The development follows Macra’s hosting of the World Radio Conference 2023 (WRC-23) preparatory meeting in Lilongwe on Tuesday, which attracted virtual and physical participation of fellow regulatory authorities from 16-member Sadc bloc.
Sadc WRC-23 process co-chairperson Patrick Musiyapo said the past decade has seen Malawi and the rest of the region neglect adoption of satellite services because fibre optic has been regarded as cost-effective in terms of bandwidth and costs.
He said: “Satellite services were deemed expensive and we had not put much interest and resources.
“But now in the advent of new technologies like throughput satellite, it has shown that we can transmit much good speeds and bandwidth competitive to fibre optic.”
Musiyapo said with one satellite beam, many areas can easily be reached regardless of topography; hence, the focus is now tilting towards adoption of satellite.
On his part, Ministry of Information Principal Secretary Francis Bisika said most reliable communication services are now relying on satellite; hence, Malawi and the region should move with time.
He cited issues such as Google maps and other technologies that rely on satellite which require member States to have a big say on how satellite resources are utilised within the region.
“We are doing well in terms of the uptake of telecommunication services, but there is room for improvement going forward,” said Bisika.
Macra director of finance Ben Chitsonga said Malawi is prepared for the WRC-23 to be held in Geneva, Switzerland and the meeting was aimed at setting up a common agenda.
He said the issues of spectrum, among other things, will be discussed to ensure a harmonised approach for service provision to consumers.

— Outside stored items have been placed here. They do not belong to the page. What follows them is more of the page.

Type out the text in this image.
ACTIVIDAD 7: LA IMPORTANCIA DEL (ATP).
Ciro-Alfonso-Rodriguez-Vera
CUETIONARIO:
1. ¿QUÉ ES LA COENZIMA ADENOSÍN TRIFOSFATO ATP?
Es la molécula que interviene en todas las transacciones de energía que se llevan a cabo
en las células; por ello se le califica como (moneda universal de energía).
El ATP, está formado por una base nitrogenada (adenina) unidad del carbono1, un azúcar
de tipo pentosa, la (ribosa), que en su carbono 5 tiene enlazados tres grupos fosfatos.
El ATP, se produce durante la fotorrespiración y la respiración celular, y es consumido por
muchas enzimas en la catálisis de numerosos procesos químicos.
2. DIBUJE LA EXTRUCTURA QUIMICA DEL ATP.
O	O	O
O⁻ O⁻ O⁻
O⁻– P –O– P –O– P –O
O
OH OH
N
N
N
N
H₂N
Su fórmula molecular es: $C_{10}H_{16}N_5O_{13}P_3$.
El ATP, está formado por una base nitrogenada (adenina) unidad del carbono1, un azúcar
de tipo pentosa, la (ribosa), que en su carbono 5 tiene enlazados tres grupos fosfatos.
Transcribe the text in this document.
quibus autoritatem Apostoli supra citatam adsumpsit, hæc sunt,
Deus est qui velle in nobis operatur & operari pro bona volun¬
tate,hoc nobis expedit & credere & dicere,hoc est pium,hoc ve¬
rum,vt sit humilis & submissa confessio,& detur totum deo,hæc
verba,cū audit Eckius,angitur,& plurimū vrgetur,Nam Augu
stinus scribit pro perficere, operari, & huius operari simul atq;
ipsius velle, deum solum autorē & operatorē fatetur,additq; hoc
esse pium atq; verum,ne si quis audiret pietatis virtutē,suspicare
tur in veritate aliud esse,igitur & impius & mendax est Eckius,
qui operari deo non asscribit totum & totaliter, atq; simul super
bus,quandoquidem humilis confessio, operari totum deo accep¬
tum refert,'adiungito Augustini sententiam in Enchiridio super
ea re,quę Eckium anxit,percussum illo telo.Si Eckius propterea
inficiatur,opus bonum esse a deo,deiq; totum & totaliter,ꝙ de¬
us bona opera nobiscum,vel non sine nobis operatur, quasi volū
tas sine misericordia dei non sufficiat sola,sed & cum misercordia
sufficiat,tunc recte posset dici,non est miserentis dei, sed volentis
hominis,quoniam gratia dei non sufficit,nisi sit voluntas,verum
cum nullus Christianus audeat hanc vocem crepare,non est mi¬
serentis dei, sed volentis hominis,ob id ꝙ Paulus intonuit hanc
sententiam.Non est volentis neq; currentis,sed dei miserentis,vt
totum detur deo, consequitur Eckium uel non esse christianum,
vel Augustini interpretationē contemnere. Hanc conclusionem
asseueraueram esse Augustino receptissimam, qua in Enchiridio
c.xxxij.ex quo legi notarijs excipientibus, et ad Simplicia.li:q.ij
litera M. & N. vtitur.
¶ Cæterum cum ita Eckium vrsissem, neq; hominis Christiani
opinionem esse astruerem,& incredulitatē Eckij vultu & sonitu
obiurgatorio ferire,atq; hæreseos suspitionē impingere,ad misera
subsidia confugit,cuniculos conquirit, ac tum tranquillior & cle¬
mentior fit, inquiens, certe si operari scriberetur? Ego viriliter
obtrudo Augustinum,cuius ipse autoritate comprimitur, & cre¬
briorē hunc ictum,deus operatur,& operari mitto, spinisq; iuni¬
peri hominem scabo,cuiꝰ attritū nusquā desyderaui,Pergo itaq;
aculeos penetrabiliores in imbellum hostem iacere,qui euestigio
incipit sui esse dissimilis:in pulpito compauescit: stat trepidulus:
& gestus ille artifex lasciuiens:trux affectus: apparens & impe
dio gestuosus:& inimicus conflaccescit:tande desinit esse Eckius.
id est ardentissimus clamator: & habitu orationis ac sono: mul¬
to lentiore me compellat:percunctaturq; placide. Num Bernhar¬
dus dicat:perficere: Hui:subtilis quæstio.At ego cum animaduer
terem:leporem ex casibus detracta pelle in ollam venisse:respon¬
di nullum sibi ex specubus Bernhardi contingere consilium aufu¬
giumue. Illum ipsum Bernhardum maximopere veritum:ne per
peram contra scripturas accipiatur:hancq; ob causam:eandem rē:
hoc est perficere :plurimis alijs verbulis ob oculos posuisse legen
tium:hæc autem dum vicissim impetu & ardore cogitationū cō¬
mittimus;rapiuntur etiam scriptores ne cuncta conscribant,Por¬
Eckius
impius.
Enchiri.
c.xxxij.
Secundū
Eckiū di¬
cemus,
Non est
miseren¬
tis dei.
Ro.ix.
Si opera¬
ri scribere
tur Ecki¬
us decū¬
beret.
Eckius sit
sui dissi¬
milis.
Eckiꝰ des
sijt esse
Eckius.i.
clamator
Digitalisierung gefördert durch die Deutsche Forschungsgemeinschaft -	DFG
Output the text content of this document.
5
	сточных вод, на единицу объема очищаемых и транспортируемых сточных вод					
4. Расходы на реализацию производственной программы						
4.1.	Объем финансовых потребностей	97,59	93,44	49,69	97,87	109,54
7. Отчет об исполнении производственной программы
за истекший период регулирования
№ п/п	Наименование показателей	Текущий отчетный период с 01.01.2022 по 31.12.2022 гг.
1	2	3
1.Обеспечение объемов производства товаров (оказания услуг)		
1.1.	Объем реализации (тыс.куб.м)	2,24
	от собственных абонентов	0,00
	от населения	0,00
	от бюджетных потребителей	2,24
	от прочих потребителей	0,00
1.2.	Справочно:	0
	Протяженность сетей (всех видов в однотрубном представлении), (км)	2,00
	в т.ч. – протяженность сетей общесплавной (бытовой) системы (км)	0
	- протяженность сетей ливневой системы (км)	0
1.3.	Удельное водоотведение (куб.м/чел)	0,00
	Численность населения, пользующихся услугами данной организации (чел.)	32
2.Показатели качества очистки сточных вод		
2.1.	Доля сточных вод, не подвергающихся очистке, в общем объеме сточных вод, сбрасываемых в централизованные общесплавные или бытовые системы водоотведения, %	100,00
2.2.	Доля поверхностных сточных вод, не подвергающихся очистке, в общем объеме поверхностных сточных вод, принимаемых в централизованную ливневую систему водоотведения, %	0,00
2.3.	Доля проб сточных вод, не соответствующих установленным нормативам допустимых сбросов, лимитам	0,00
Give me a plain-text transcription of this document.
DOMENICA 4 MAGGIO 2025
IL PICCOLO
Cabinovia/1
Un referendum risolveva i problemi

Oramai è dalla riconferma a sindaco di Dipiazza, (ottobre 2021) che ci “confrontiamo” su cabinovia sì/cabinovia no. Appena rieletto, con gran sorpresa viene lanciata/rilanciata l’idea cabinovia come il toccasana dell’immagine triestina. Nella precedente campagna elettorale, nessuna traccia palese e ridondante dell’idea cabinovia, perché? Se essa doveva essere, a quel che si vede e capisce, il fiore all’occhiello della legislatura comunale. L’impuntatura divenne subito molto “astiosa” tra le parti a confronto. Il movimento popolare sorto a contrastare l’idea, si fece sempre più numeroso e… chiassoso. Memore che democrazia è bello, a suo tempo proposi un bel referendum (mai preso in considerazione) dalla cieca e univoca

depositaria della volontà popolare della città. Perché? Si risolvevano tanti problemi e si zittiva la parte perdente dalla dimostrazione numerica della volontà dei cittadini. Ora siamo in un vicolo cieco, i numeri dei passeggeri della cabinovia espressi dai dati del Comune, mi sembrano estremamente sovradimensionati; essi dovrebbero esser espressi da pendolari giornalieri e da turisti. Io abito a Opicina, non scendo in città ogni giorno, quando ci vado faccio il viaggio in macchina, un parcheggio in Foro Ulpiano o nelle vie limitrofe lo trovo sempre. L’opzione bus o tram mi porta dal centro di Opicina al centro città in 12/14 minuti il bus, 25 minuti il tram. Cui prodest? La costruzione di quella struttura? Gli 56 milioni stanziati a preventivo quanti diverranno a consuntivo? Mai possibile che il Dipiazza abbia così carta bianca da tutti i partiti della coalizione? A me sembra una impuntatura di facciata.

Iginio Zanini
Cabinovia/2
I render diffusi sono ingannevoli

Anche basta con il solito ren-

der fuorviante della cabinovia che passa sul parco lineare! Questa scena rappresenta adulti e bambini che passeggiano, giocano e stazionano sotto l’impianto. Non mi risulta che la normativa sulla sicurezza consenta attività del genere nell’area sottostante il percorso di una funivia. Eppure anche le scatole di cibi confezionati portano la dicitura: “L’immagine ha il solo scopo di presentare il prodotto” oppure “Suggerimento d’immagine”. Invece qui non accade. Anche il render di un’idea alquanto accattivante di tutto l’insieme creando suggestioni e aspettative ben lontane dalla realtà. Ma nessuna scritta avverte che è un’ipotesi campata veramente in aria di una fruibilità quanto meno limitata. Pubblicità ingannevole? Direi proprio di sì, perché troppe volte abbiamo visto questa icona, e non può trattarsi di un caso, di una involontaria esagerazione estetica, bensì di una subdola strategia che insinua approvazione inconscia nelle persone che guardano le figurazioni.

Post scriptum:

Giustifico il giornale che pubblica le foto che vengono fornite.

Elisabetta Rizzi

Sadc secretariat senior ICT programme officer George Ah-Thew urged the regulators and industry players to facilitate trials or pilot studies in the Sadc region of systems that have the potential to provide universal connectivity.
He noted that it is possible that tariffs for broadband Internet access via mobile networks is hindering a large portion of Sadc population out of connectivity reach.
In 2020, the Sadc population coverage by a mobile network was 88 percent while average population coverage by at least 3G mobile was 80 percent whereas a 4G mobile network was 54 percent.
Sadc region is in the early stages of 5G trials with deployments in Lesotho, Seychelles and South Africa.